Le fantôme de Madagascar
27 septembre 2017 - À lire Cultures Lire Livre du mois Livres commentaires   //   293 Views   //   N°: 92

Dans le vaste cycle romanesque entamé en 2004 avec Pura Vida, Patrick Deville atteint la moitié du chemin qu’il s’est fixé sans trop le dire au début : douze volumes de « roman sans fiction », ainsi qu’il le dit lui-même en ajoutant immédiatement que ce n’est pas tout à fait exact, pour raconter le monde depuis 1860 jusqu’à nos jours. La période s’allonge puisqu’il intègre des événements très récents à des histoires croisées dans l’espace et le temps.

Un précédent roman, Peste & choléra, évoquait déjà brièvement Madagascar. Alexandre Yersin, le découvreur du bacille de la peste, et personnage principal du récit, a séjourné à Nossi-Bé (ainsi qu’on orthographiait alors le nom de l’île) en 1895. « Sa mission à Madagascar est davantage politique que scientifique et Yersin n’est pas dupe », écrit Patrick Deville.

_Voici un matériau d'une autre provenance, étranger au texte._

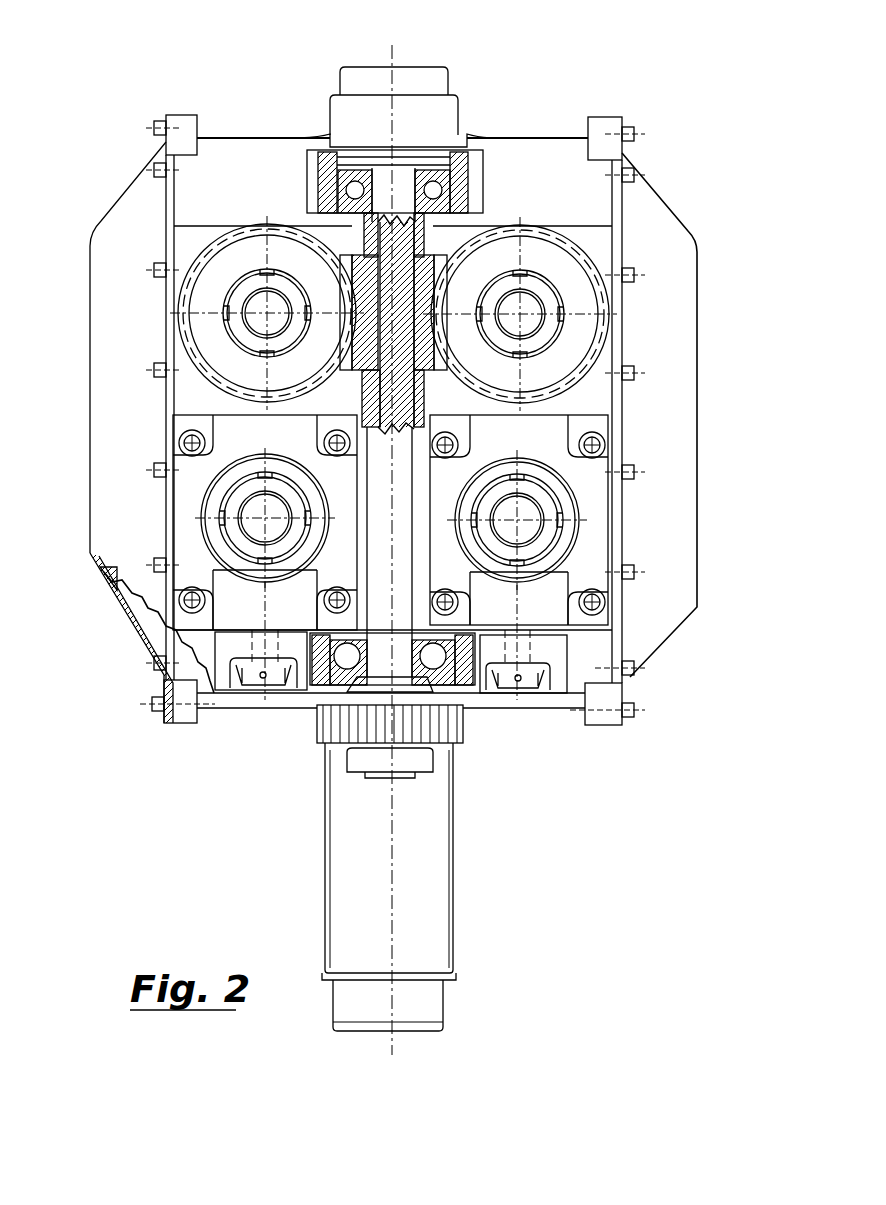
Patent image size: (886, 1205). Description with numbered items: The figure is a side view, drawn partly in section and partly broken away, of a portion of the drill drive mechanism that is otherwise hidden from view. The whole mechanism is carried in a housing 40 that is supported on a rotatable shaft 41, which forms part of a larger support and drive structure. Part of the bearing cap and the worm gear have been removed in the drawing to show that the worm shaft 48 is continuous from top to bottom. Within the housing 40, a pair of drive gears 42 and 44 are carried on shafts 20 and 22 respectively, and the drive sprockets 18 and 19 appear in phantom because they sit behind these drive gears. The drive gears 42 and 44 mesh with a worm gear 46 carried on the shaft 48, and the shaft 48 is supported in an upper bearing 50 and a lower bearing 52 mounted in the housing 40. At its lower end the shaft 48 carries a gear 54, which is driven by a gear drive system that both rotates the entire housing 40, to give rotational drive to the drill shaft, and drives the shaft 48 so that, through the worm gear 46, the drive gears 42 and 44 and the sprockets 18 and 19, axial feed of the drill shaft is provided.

The drive sprocket 18 is at (582, 302).
The drive sprocket 19 is at (218, 258).
The shaft 20 is at (525, 307).
The shaft 22 is at (258, 298).
The housing 40 is at (658, 652).
The rotatable shaft 41 is at (423, 832).
The drive gear 42 is at (577, 393).
The drive gear 44 is at (226, 268).
The worm gear 46 is at (583, 432).
The worm shaft 48 is at (465, 230).
The bearing 50 is at (320, 165).
The bearing 52 is at (472, 690).
The gear 54 is at (315, 725).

Il ne consacre pas beaucoup plus de pages à Madagascar dans son nouvel opus, mais on y vient, à la fin, en l’attendant depuis avant même d’avoir ouvert le volume, car le titre nous parle : Taba-Taba. C’est ainsi qu’on appelle un pensionnaire du Lazaret situé à Mindin, en face de Saint-Nazaire. « Solitaire ténébreux », il « pouvait attendre, si le temps le permettait, plusieurs heures assis sur les marches de la porte monumentale, balançant lentement le torse d’avant en arrière devant les eaux grises et vertes, et psalmodiant Taba-Taba-Taba / Taba-Taba-Taba, avec une coupure parfaite au milieu de l’alexandrin, le torse atteignant sa position basse à la fin du premier hémistiche, se relevant en prononçant le second sans même paraître en panne de clopes. »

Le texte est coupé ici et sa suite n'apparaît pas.